According to recent investigative report by The New York Times, Goldman-Sachs, another huge financial institution has gotten into the business of storing aluminum for other banks, traders and aluminum producers in a complex of warehouses outside Detroit. While this may sound harmless, the Times claims that since the bank entered this business, the time it takes buyers to get the metal from those warehouses has shot up to more than 16 months, from 6 weeks.

Those delays have bolstered Goldman’s profits, because the bank earns rent for each day the metal stays in its warehouses. It also is said to cost companies that use aluminum billions of dollars, because the additional storage costs mean that the price for aluminum has gone up.

While these charges have not been proven in a court of law, and like individuals, companies ought to be considered innocent until proven guilty,  the question why banks have gone into these types of ventures in the first place is a legitimate one.

According to Bloomberg News, this is because they are among the country’s most subsidized enterprises. The Federal Deposit Insurance Corp. and the Federal Reserve, both backed by taxpayers, provide an explicit subsidy by ensuring that banks can borrow money in times of market turmoil. Banks that are big and connected enough to bring down the economy enjoy an added implicit subsidy: Creditors will lend to them at low rates on the assumption that the government won’t let them fail.

The subsidies arose because banks perform a special public service. The lending they do and the payments they process are crucial to the functioning of the economy. Problem is, access to cheap, subsidized financing gives banks a big advantage if they move into markets beyond their core business. That’s great for the banks, but it distorts the competitive landscape.

The allegations of rigging in the aluminum market is a classic example. Taxpayer subsidies gave the banks an edge in holding the metal. Subsidized financing — made particularly cheap by the Fed’s efforts to stimulate the economy with near-zero interest rates — encouraged banks and their clients to build bigger stockpiles than they otherwise would have, tying up supplies. If the bets were to go wrong and lead to distress at a big bank, the Fed would have to provide emergency financing for an activity that taxpayers never intended to support.
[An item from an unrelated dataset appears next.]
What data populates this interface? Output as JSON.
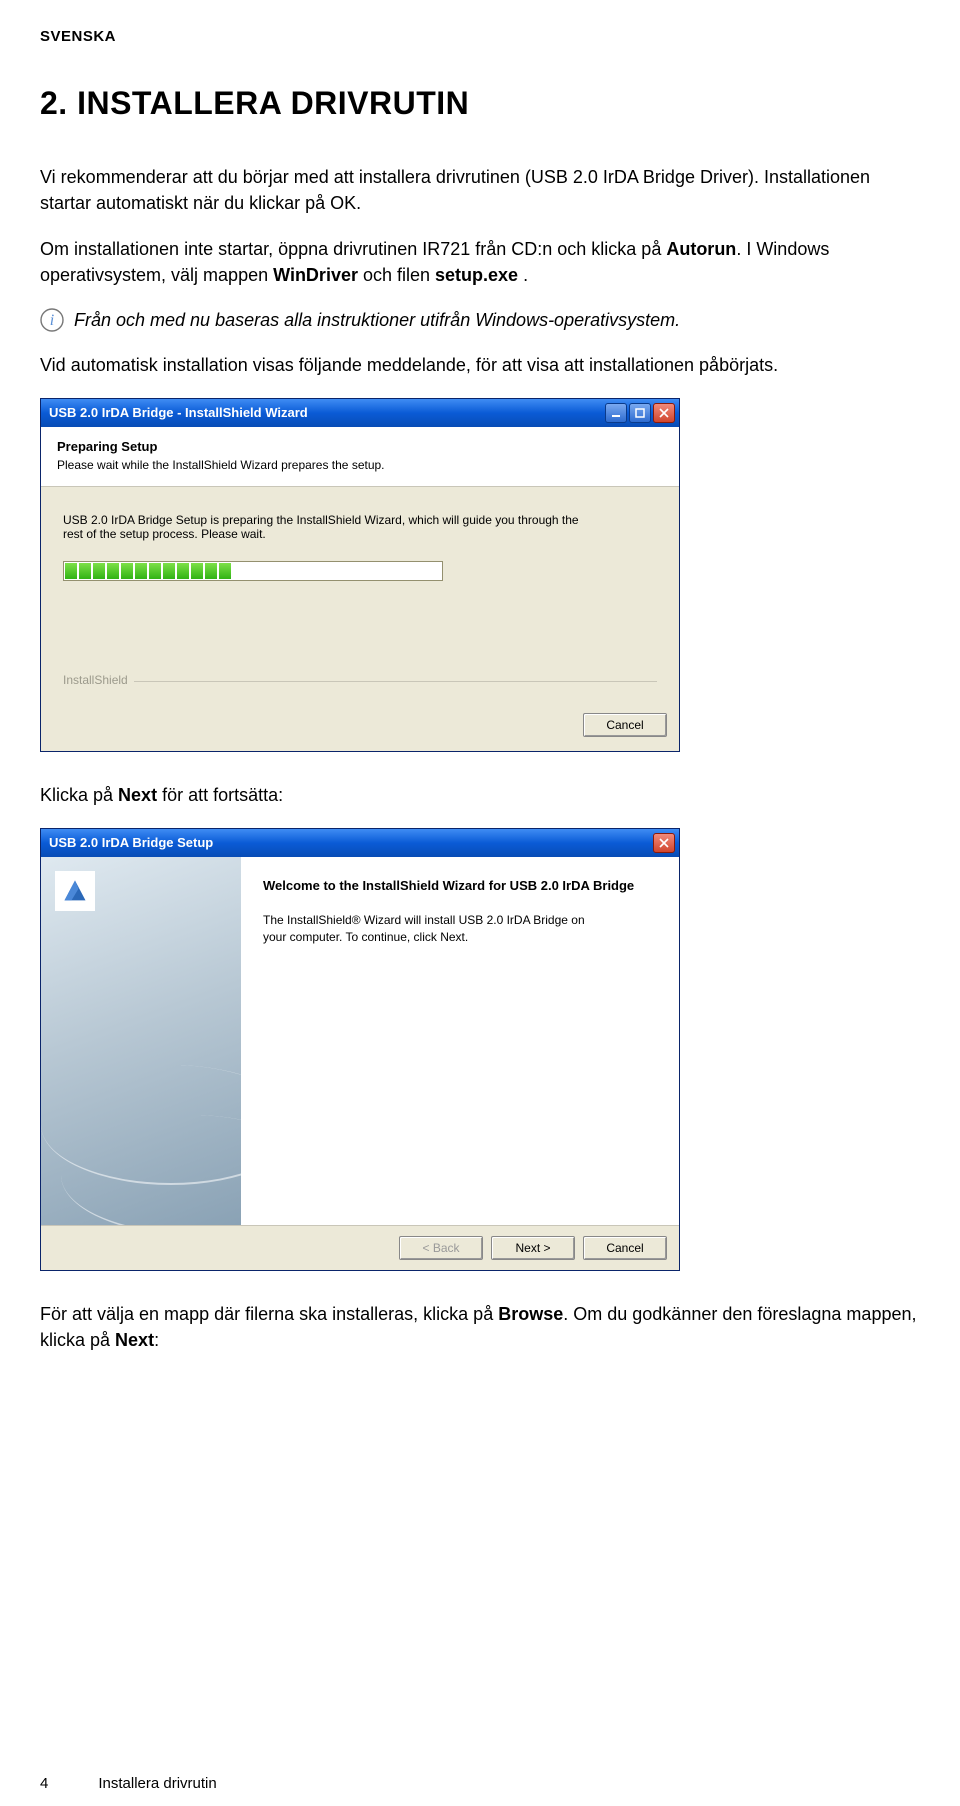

There’s no good economic reason for banks to be in such businesses. All they bring to the table is their privileged
access to cheap financing.
Hundreds of U.S. banks, including the country’s biggest banks, received taxpayer bailouts during the financial crisis that struck in 2008 and triggered the worst economic downturn since the Great Depression of the 1930s.

The Obama administration, like a group of senators who recently proposed legislation that would break up banks, says it wants to ensure that risky banks can’t bring down the system. But it hasn’t specifically endorsed the legislation proposed by a bipartisan group of senators that would force banks to split off their conventional lending and deposit-taking into separate companies from investment banking and other riskier activities.

All the potential ramifications from such an approach should be carefully — but speedily — studied before such legislation is passed into law. But the arguments in support of such a step appear to very valid ones.

If banks want to deal in commodities they have every right to do so. But the U.S. taxpayer shouldn’t be subsidizing it.